The Red Bulletin
- Type: International Active Lifestyle Magazine
- Format: Independent magazine
- Publisher: Red Bull Media House
- Founded: 2005
- Language: English, German, French and Spanish
- Website: redbulletin.com

= The Red Bulletin =

Lifestyle magazine published by Red Bull GmbH

The Red Bulletin is a lifestyle magazine published by Red Bull GmbH, which began in 2005. The headquarters are in Vienna, Austria.

The Red Bulletin features sports, culture, music, nightlife, entrepreneurship and lifestyle stories. Editorial content is controlled in collaboration with local editors.

== History ==
- 2005: The Red Bulletin was first published at the Monaco Grand Prix, printed onsite. From this point on, the magazine became a part of the Formula One season; initially, it started as a daily newspaper on-site.
- 2007: In November, The Red Bulletin became a monthly magazine, first appearing on a regular basis in Austria.
- 2009: The Red Bulletin was launched in the UK, Germany and Ireland.
- 2010: The Red Bulletin was established in New Zealand, South Africa and Kuwait.
- 2011: Publication began in the USA, Switzerland, France and Mexico. In the same year, The Red Bulletin app was launched.
- 2013: From May onwards, an e-paper version for Brazil was available. In addition, the Kuwait version became a "Gulf Edition", thereby addressing other Middle East countries. For the first time, all national issues also became available as a digital e-paper.
- 2014: In June, to coincide with the return of Formula One in Austria, The Red Bulletin went back to its original formula; daily special editions were released for the Grand Prix weekend in Spielberg. Also in this year, The Red Bulletin entered the Asian Market with a South Korean and a Chinese special edition.
- 2015: In November The Red Bulletin became permanently available in a broader market with a monthly South Korean Edition. At the same time, the launch of The Red Bulletin New Zealand was stopped.
- 2016: Reaching out to a business-oriented audience as well as the start-up scene, The Red Bulletin launched its first two line extension issues, The Red Bulletin Innovator, in May and October. Towards the end of the year, The Red Bulletin Ireland and The Red Bulletin South Korea were taken off the market.

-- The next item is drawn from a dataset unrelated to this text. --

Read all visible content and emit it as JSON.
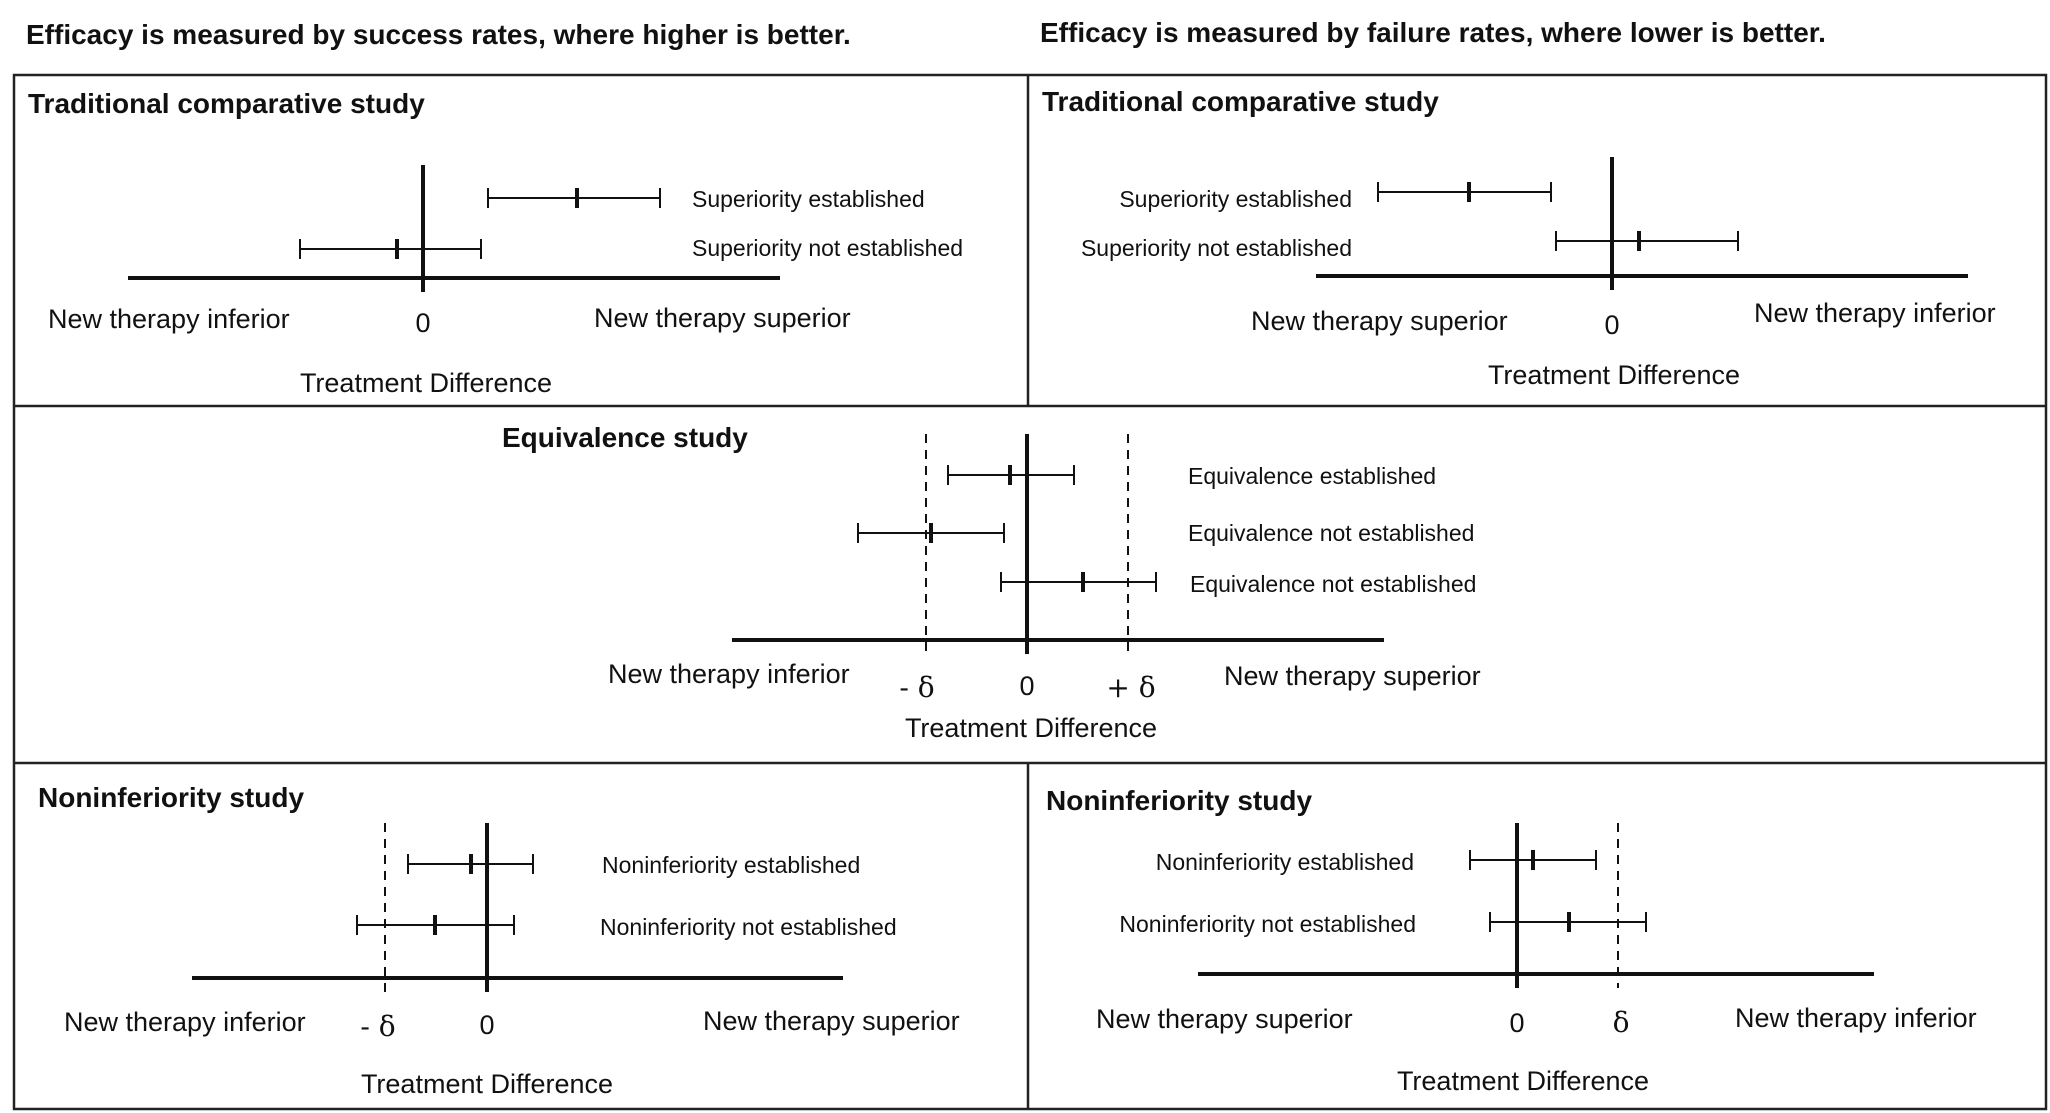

==Circulation and distribution==

The Red Bulletin has a monthly print run of more than 1.4 million copies in four languages (German, English, French) and local country editions in six markets (Austria, Germany, Switzerland, France, United Kingdom, United States). The distribution of the magazine is organized through national and international channels, distributed with carrier partners, as well as available on newsstands and as a subscription worldwide.